The state of the nation’s prison systems has various benefits and drawbacks, and continuous discussions are needed to assess whether or not prisons serve as effective institutions, a Harvard scholar asserted in a symposium on Friday.

A professor of both Philosophy and African and African American Studies, Tommie Shelby has written on topics regarding prisons and punishment in his book “Dark Ghettos: Injustice, Dissent, and Reform.” In his lecture, which considered the effectiveness of prison abolition as an emerging social movement, he sought to bring the topic of “prison itself as a punishment” to the forefront of the discussion on incarceration. 

A longstanding aspect of this debate revolves around assessing whether or not prisons, both public and private, are essential aspects of American society. While some argue that prisons must be abolished entirely to make way for a new, fair way to correct unlawful citizens, Shelby argued that prison reformation is more ideal, explaining that the sudden abolition of the prison system is undoubtedly rash, as it magnifies the repairable drawbacks while seemingly ignoring the benefits of effective incarceration.

When discussing incarceration and prison as a growing abolitionist movement, Shelby began by offering a critical examination of the ideals of the popular women’s rights activist and Brandeis alumna Angela Davis ’65, particularly her stance on prison abolition as a “morally required, political goal.” He continued by identifying Davis’ principal objections to prisons, how she denotes them as “a legacy of slavery” and also as the representation of an “alliance of state repression and the maximization of corporate profit,” formally known as the Prison Industrial Complex. 

To differentiate his stance, Shelby explained that his objection to prison abolition is not dependant on a “reduction of socialism or an embrace of capitalism,” but rather because incarceration may have “legitimate uses,” and pushing for abolition of the prison system may distract society from resisting “related or background injustices,” such as discrimination based on race, class and gender. 

Furthermore, he explained the notion that prison abolition may be too vindictive and argued that prison reform is the most beneficial to society. Prisons enable “the removal of the inalienable rights of citizens,” restricting prisoners from having open communication with other citizens at any time and thereby serving as a deterrent to unlawful action. As such, prisons protect society from “serious threats” by containing individuals who “stray from moral reason,” Shelby asserted. 
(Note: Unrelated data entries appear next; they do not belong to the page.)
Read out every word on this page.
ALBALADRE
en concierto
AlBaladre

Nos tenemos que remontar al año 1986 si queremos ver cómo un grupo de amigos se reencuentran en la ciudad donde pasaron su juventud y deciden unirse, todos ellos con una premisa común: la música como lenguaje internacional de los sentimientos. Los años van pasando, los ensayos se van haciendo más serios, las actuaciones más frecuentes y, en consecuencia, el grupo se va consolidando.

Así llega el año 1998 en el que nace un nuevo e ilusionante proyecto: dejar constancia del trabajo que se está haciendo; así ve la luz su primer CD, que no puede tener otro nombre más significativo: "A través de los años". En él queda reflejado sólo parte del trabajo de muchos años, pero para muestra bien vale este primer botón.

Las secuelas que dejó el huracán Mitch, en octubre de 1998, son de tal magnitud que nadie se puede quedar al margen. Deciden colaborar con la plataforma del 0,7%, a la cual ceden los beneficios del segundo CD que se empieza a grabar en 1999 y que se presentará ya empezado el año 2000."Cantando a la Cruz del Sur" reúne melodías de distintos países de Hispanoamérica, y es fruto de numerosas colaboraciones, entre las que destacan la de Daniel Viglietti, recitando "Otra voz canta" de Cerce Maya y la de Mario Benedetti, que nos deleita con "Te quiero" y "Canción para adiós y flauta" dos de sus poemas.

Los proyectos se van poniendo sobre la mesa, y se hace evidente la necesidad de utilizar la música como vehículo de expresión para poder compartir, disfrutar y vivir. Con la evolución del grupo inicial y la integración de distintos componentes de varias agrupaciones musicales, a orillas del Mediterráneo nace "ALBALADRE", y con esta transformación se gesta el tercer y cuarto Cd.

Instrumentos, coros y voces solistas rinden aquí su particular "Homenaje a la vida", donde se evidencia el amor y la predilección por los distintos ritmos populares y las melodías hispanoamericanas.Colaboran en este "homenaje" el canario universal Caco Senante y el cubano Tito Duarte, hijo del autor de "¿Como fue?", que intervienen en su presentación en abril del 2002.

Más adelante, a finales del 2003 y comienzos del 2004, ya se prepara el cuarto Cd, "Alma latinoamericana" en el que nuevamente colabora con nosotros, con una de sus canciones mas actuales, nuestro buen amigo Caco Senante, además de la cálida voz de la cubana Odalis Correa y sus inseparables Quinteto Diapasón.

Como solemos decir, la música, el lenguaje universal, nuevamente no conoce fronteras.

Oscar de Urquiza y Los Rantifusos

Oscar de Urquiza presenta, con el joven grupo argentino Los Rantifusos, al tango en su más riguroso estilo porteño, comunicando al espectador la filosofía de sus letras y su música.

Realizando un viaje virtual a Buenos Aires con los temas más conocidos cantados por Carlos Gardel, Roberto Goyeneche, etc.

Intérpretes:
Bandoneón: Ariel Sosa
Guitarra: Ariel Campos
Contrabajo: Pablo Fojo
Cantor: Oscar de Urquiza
This idea serves in contrast to Davis’ point of view, as she recognizes the inert drawback within the United States prison system. “The 13th amendment of the constitution formally abolished slavery for all United states citizens, except those who have convicted of a crime,” Shelby said of Davis’ theory. Davis challenges the 13th amendment, suggesting that a modern day abolitionist movement is necessary to counteract the institutionalized slavery enforced by prisons. 

In contrast to her point, Shelby pointed out that prison inmates duly convicted of violent crimes are confined to prevent further harm to others but cannot be “used as collateral.” He added that prisoners are still human beings, criticizing Davis’ inmate-slave comparison. 

Shelby continued by saying that, since inmates are still confined by prison grounds, prison labor can be considered a way to enable them to carry out their sentence. He also acknowledged that, although “prison laborers are denied the freedom to choose their occupations” and places of employment, they are able to maintain specific freedoms, such as freedom of religion and freedom from torture or unlawful punishment and therefore cannot be equated to slaves. 

“What is needed under current social conditions is not the abolition of prisons, but the remedying of the myriad injustices that often lead to the imprisonment of the oppressed,” Shelby concluded.